A Java command line tool (CLI) that can watch for, extract, transform, and load tabular data discovered in a filesystem folder into a relational database (e.g. SQLite).

The Assignment

  • Author a command line tool (CLI) in a JVM-based language such as Java or Scala that can watch for, extract, transform, and load tabular data discovered in a filesystem folder into a relational database (e.g. SQLite).
  • Imagine a laboratory instrument is used at various times throughout the day and when the instrument is used, it writes a regular CSV file to a single filesystem folder with a unique filename prefixed with the ISO8601 date timestamp.
  • Your program must continuously watch the filesystem folder for the appearance of these files and load them into a relational database.
  • Please also provide a bootstrap script for initializing an empty database with the necessary schema/tables.
  • Include a written description of no more than 500 words on how robust your solution is and what features you need to implement if you are asked to prove an audit trail of all data.
  • Also describe how your application may need to be modified or deployed if the laboratory buys 10 instruments and all instruments are configured to write to different filesystem folders, but you are constrained to using a single relational database.

Documentation

  • The TS-ETL.jar executable accepts as arguments either directories (using the "-d <path\to\directory>" option) or text files containing lists of directories ("-f <file-path.txt>"), as well as combinations of multiples of the two (e.g. "-d 'C:\Users\Me\Documents\Data Files' -f 'file1.txt' 'file2.txt'"). It combines the directory paths from each of these sources and registers event watchers to trigger when new CSV files are added. When that happens, the text of those new files is parsed to generate a list of field names, and each row of data is inserted into a SQLite database using prepared statements. If the database does not exist, it is created; likewise, the Results table is created if necessary.
  • A trigger is created to add the date and time to each record as it is inserted, and the SourceFile field stores the file path from which each record was extracted; this should be very useful if auditing becomes necessary, but it may be wise to add a "LastUpdated" field along with a corresponding "AFTER UPDATE" trigger to track the date and time of any modifications to each record.
  • No standalone bootstrap scripts have been provided since the application itself creates the database file automatically in the project folder. If a different database file location is desired, the dbfile string in the DataMonitor class can be modified accordingly.
  • To use any RDBMS besides SQLite, a corresponding DataAdapter class should be added.
  • More instruments can easily be accommodated by adding their output directories to the command line arguments as specified above, provided their data fields exist as columns in the Results table. The Results table is created with fields matching the headings in the example CSV files (along with a few others, mentioned above).

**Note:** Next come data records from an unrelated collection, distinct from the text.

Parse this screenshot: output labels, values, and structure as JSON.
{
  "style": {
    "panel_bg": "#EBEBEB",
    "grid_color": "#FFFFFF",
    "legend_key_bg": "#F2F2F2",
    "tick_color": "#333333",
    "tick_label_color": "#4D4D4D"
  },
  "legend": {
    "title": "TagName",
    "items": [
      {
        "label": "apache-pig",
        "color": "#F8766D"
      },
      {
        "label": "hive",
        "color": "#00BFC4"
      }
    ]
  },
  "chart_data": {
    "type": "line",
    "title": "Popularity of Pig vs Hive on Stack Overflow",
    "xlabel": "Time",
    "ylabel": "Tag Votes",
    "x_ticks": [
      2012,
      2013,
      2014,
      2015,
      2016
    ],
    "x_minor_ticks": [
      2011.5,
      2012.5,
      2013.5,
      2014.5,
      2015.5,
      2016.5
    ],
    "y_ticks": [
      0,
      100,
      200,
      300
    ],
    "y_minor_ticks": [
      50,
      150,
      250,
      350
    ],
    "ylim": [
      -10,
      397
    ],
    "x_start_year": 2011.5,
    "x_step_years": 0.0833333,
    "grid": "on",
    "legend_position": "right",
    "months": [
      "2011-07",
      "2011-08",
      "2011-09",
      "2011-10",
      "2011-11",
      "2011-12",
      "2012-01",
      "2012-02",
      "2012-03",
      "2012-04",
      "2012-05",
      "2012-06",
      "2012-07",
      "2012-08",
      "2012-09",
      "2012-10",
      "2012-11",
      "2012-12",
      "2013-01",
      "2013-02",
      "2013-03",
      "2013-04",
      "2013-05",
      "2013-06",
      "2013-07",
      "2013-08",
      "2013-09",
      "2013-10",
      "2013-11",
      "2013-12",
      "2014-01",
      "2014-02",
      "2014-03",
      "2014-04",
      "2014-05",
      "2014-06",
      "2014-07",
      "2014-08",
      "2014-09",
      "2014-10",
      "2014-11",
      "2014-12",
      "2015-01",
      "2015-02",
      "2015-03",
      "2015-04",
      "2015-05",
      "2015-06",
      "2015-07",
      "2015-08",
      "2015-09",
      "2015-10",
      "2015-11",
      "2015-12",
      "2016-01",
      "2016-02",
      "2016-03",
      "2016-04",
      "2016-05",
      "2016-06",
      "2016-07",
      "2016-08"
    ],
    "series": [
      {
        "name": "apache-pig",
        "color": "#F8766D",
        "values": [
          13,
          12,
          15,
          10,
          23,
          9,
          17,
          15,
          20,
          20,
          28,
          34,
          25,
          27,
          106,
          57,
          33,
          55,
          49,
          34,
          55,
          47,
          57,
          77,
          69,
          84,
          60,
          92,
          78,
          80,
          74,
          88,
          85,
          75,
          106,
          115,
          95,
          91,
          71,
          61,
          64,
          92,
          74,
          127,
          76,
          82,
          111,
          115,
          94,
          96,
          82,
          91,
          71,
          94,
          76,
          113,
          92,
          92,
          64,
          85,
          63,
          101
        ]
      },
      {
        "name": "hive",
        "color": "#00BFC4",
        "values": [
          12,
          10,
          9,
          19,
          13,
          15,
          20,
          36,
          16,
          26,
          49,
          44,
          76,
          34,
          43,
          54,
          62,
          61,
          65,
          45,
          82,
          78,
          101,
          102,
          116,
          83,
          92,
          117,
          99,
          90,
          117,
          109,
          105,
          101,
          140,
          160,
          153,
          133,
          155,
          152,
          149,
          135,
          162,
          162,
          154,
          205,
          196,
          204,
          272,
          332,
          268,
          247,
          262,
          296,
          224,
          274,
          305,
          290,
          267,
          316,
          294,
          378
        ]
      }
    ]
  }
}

To allow for insertion of data from instruments with different output fields, modify the Results table to contain the union of all field sets; the prepared statement will insert the data into the correct columns.
  • Note that this program only adds records from files as they are added to the folder. Any existing files will be ignored unless they are removed from the directory and added again (e.g., cut, paste into different folder, then drag them back to the original location). Also note that this implementation assumes files are complete when created and will not be modified afterward, for example, if files are automatically copied to the target directory when a result set is completed. It may behave unpredictably if results are written directly to the file individually since the file contents may be incomplete when the file creation event is triggered.